Va da se che, così concepita, l’omelia necessita di una indispensabile preparazione. Essa è per il Papa “un compito così importante che conviene dedicarle un tempo prolungato di studio, preghiera, riflessione e creatività pastorale”. E asserisce: “Un predicatore che non si prepara non è “spirituale”, è disonesto ed irresponsabile verso i doni che ha ricevuto” (145). E con grande tatto pedagogico papa Francesco offre ai predicatori autentiche e concrete indicazioni per una buona predicazione (146-159).

Un secondo aseptto è quello della catechesi: annuncio che non deve essere fatto “esclusivamente o prioritariamente come formazione dottrinale” (161) . La via regia è quella del primo e principale annuncio:  “Nella catechesi ha un ruolo fondamentale il primo annuncio o “kerygma”, che deve occupare il centro dell’attività evangelizzatrice e di ogni intento di rinnovamento ecclesiale” (164). Tutta la formazione cristiana dipende dall’approfondimento del kerygma. Per questo il Papa indugia chiarendo che la centralità del kerygma richiede “alcune caratteristiche dell’annuncio che oggi sono necessarie in ogni luogo: che esprima l’amore salvifico di Dio previo all’obbligazione morale e religiosa, che non imponga la verità e che faccia appello alla libertà, che possieda qualche nota di gioia, stimolo, vitalità, ed un’armoniosa completezza che non riduca la predicazione a poche dottrine a volte più filosofiche che evangeliche” (165). All’evangelizzatore della catechesi kerygmatica papa Francesco chiede “alcune disposizioni che aiutano ad accogliere meglio l’annuncio: vicinanza, apertura al dialogo, pazienza, accoglienza cordiale che non condanna”. (ibid.)
Quanto alla valorizzazione della iniziazione mistagogica il Santo Padre auspica la partecipazione della comunità e una rinnovata valorizzazione dei segni liturgici dell’iniziazione cristiana”(166).
 
Infine un auspicio: “che ogni catechesi presti una speciale attenzione alla “via della bellezza” (via pulchritudinis)” (167).

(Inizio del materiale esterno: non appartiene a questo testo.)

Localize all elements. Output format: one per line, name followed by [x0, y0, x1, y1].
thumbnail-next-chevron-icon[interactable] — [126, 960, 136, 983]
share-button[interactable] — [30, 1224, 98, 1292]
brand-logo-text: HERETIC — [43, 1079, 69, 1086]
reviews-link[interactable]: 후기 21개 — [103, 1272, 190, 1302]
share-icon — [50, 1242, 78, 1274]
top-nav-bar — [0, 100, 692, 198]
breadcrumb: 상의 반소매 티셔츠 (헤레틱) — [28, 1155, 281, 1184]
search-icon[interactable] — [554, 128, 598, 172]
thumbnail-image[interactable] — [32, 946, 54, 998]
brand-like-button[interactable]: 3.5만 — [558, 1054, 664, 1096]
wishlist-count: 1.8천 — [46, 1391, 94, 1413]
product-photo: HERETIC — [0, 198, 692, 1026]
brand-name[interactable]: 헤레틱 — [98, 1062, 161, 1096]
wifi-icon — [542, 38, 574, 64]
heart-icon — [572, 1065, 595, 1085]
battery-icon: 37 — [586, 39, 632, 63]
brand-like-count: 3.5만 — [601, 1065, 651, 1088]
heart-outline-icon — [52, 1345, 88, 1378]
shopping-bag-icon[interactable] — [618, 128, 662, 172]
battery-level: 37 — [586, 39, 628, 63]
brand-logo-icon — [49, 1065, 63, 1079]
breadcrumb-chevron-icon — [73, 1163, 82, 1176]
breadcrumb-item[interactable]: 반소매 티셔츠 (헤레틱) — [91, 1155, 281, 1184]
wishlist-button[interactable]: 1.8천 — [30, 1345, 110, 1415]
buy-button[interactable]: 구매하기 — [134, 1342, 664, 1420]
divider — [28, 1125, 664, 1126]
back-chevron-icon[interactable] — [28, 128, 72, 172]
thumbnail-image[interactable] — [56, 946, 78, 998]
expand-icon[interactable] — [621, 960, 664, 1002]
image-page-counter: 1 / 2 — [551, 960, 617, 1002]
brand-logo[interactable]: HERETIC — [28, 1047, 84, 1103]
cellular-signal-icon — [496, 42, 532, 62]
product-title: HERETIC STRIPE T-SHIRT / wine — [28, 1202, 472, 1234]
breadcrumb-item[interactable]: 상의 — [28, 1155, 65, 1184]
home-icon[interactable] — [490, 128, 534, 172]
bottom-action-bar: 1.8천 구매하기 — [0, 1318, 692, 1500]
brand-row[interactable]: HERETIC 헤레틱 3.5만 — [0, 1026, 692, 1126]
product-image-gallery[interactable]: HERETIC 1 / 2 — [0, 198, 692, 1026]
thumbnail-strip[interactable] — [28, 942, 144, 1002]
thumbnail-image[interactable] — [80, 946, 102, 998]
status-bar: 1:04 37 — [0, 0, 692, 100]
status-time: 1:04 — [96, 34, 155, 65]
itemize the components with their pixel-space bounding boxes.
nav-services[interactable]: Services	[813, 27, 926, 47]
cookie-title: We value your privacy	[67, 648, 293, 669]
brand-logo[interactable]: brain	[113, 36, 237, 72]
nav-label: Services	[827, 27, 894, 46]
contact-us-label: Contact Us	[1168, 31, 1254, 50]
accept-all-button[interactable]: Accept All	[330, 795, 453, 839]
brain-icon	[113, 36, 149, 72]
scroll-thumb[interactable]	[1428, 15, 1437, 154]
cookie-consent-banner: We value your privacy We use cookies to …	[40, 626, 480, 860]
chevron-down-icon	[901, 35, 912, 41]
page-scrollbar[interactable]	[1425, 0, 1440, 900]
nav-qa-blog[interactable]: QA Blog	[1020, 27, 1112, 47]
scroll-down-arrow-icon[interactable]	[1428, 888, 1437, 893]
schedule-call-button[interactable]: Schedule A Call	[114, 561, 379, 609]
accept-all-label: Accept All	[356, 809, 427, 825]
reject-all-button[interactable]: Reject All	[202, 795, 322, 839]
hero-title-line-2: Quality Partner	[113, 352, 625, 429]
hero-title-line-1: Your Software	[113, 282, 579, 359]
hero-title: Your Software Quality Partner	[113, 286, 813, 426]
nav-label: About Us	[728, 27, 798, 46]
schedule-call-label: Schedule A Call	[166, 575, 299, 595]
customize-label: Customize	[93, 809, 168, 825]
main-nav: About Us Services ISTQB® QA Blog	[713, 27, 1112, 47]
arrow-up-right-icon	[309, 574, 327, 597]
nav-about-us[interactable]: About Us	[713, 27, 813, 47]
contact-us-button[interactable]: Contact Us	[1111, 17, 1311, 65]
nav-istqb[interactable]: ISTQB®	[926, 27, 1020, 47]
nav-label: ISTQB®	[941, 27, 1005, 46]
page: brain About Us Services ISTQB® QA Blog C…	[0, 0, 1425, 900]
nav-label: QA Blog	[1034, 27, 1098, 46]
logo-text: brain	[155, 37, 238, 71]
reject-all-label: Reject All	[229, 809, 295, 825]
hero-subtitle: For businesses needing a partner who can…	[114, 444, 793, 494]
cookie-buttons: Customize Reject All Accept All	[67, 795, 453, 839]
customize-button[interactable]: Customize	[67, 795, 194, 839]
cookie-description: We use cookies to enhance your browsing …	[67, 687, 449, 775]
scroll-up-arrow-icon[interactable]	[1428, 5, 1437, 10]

Annunciare e seguire Cristo è bello; lui sa colmare la vita di una gioia profonda. “Dunque si rende necessario che la formazione nella via pulchritudinis sia inserita nella trasmissione della fede” (ibid) perché il mondo contemporaneo non ci veda come giudici oscuri, ma come “gioiosi messaggeri di proposte alte, custodi del bene e della bellezza che risplendono in una vita fedele al Vangelo” (168).
 
Papa Francesco conclude questo 3° capitolo dell’Esortazione Evangelli gaudium ricordando che “la Sacra Scrittura è fonte dell’evangelizzazione. Pertanto, bisogna formarsi continuamente all’ascolto della Parola” (174). Per questo “è indispensabile che la Parola di Dio «diventi sempre più il cuore di ogni attività ecclesiale»” (ibid).

Narrare di Dio diventerà allora uno sguardo diverso sul mondo; uno sguardo rispettoso, compassionevole e incoraggiante.